A scientist's core motivation is to understand why things work the way they work. Why does the apple fall from a tree? Why do people get ill? Why can a minor genetic variation have such enormous consequences? To fulfill this innate curiosity, researchers think of hypothetical explanations and devise experiments to test these hypotheses. In the past years, I have been involved in research on literature-based discovery to support the generation of likely and specific hypotheses by combining facts from the literature. In this presentation, I will describe the SemBLAST algorithm that semantically aligns biological concepts and I will provide an example how it has been used for drug discovery by retrospectively uncovering new target diseases and side effects of a drug. I will also discuss several uses of this algorithm in a genomics context.

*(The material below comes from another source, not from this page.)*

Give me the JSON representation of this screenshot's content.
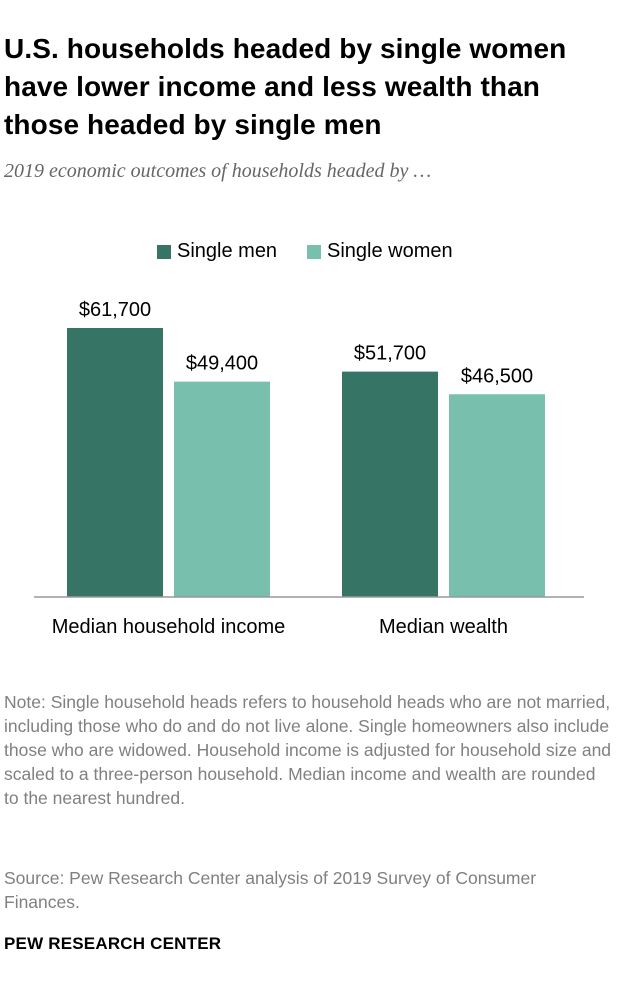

To assist the life scientists in their discovery and knowledge management processes, KnewCo, Inc, was founded by researchers from the Biosemantics group in January 2006. KnewCo has started two key initiatives. First, a community of scientists is being built around the semantic enrichment of biomedical concepts, genes, and proteins in a Wikipedia manner. In this way, the speedup of annotation will be enormous (In 20 years, Swissprot has manually annotated about 1/5th of the proteins that are currently in in TrEMBL) and free of charge. Also, much more knowledge will become publicly available than that is currently the case in the biomedical literature. This initiative is supported by the major players in the field (Wiki foundation, open access publishers, and database/ontology providers). Second, based on this public knowledge, KnewCo will employ algorithms such as SemBLAST to implement discovery tools and alerting services to serve the key elements of the scientific process. A user will have a semantic passport that can be used for a variety of discovery and scientific knowledge management purposes. Of course, semantic Medline and other database searches will be supported as well.